To? But the answer lies before us. The pier is a peninsula between two worlds, and I know exactly which one Hero is referring to. My grip tightens over his knuckles. “She’s not out there.”
He doesn’t say anything to that.
“Tell me this is stupid.”
No reply.
“Say it!” I spin around and pound a fist aga
inst his chest. He lets me. “Say it, dammit!”
“She’ll always be out there,” Hero finally says, exactly the opposite of what I needed to hear. “As long as you exist, your hope will, too.”
Hope? I’ve got dread and panic and guilt and fear, but no hope. None whatsoever. Hero wouldn’t know, though. He still thinks I want to find Kay. He doesn’t know that finding Kay would mean losing myself. Now, I don’t think my life is worth a billion, but unlike Celia, I don’t care what the masses think. Don’t need to please my friends. I’ve survived three years marooned on an abandoned island, for fuck’s sake. I have me. U-me.

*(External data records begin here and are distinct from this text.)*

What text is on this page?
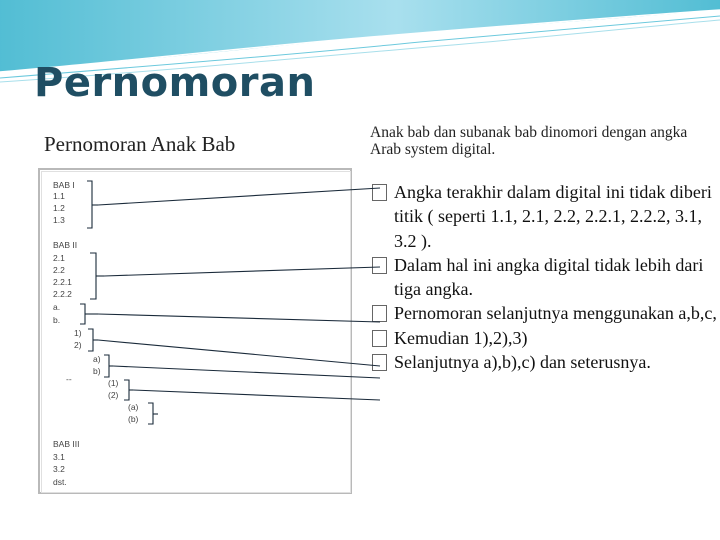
Pernomoran
Pernomoran Anak Bab	Anak bab dan subanak bab dinomori dengan angka Arab system digital.
Angka terakhir dalam digital ini tidak diberi titik ( seperti 1.1, 2.1, 2.2, 2.2.1, 2.2.2, 3.1, 3.2 ).
Dalam hal ini angka digital tidak lebih dari tiga angka.
Pernomoran selanjutnya menggunakan a,b,c,
Kemudian 1),2),3)
Selanjutnya a),b),c) dan seterusnya.
BAB I
1.1
1.2
1.3
BAB II
2.1
2.2
2.2.1
2.2.2
a.
b.
1)
2)
a)
b)
--	(1)
(2)
(a)
(b)
BAB III
3.1
3.2
dst.
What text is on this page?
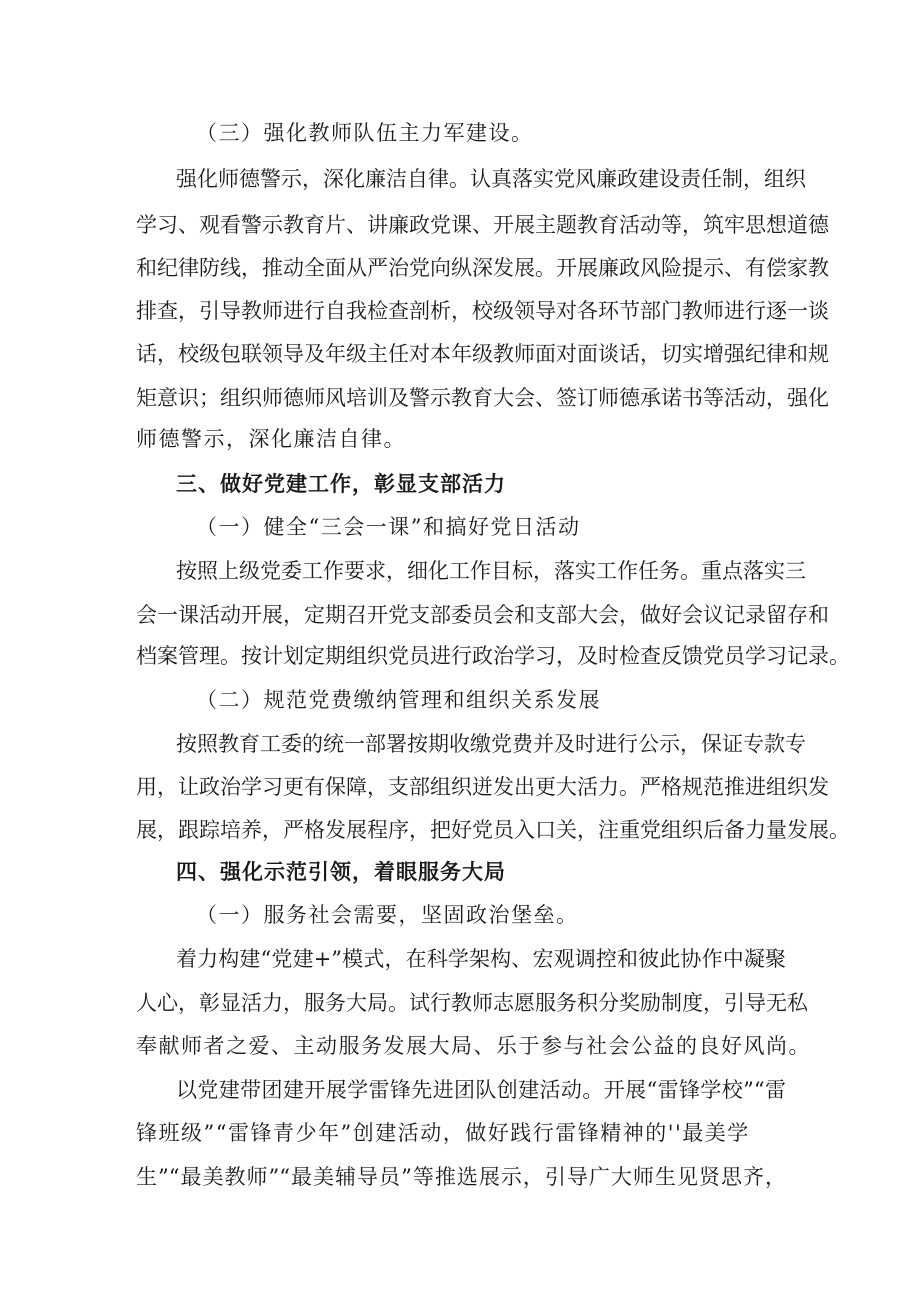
（三）强化教师队伍主力军建设。
强化师德警示，深化廉洁自律。认真落实党风廉政建设责任制，组织
学习、观看警示教育片、讲廉政党课、开展主题教育活动等，筑牢思想道德
和纪律防线，推动全面从严治党向纵深发展。开展廉政风险提示、有偿家教
排查，引导教师进行自我检查剖析，校级领导对各环节部门教师进行逐一谈
话，校级包联领导及年级主任对本年级教师面对面谈话，切实增强纪律和规
矩意识；组织师德师风培训及警示教育大会、签订师德承诺书等活动，强化
师德警示，深化廉洁自律。
三、做好党建工作，彰显支部活力
（一）健全“三会一课”和搞好党日活动
按照上级党委工作要求，细化工作目标，落实工作任务。重点落实三
会一课活动开展，定期召开党支部委员会和支部大会，做好会议记录留存和
档案管理。按计划定期组织党员进行政治学习，及时检查反馈党员学习记录。
（二）规范党费缴纳管理和组织关系发展
按照教育工委的统一部署按期收缴党费并及时进行公示，保证专款专
用，让政治学习更有保障，支部组织迸发出更大活力。严格规范推进组织发
展，跟踪培养，严格发展程序，把好党员入口关，注重党组织后备力量发展。
四、强化示范引领，着眼服务大局
（一）服务社会需要，坚固政治堡垒。
着力构建“党建+”模式，在科学架构、宏观调控和彼此协作中凝聚
人心，彰显活力，服务大局。试行教师志愿服务积分奖励制度，引导无私
奉献师者之爱、主动服务发展大局、乐于参与社会公益的良好风尚。
以党建带团建开展学雷锋先进团队创建活动。开展“雷锋学校”“雷
锋班级”“雷锋青少年”创建活动，做好践行雷锋精神的''最美学
生”“最美教师”“最美辅导员”等推选展示，引导广大师生见贤思齐，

And him. I lift my fist from Hero’s chest, lift my gaze next. “What do you want?” Hero doesn’t answer. “Do you want me to go?”
He sucks in a breath. “Don’t ask me that.”
“Too late. I already have.”
A shadow passes over his eyes. “I want you to stay,” he finally admits. “I want to make you stay, in every way I can. But—” I wince at the word, even though I saw it coming. “I don’t want to be the thing keeping you on this island.” He takes a step back from me. “I know it’s not much, but principles are all I have.”
And he doesn’t need more. How do I tell him? That he’s no less of a human being than me just because he doesn’t have memories, a past, or other people? “Look, love—”
I break off as Hero suddenly stiffens. His jaw flexes.
His hand shoots for my throat.
I dodge—barely. I retreat and Hero whirls on me, his back to the sea, and I stumble, adrenaline coursing through my veins, but not fear. He’s not actually trying to kill me. And I can’t even die. It’s fine, it’s fine, it’s—
“What—” Hero chokes off as his hand surges again. His nails scratch my neck, and the pain focuses my gaze, fixing it on his face—
His face, misshapen with horror and confusion.
The bottom of my stomach falls out. He’s trying to kill me, just like the other times. But unlike the other times, he’s 100% aware of it.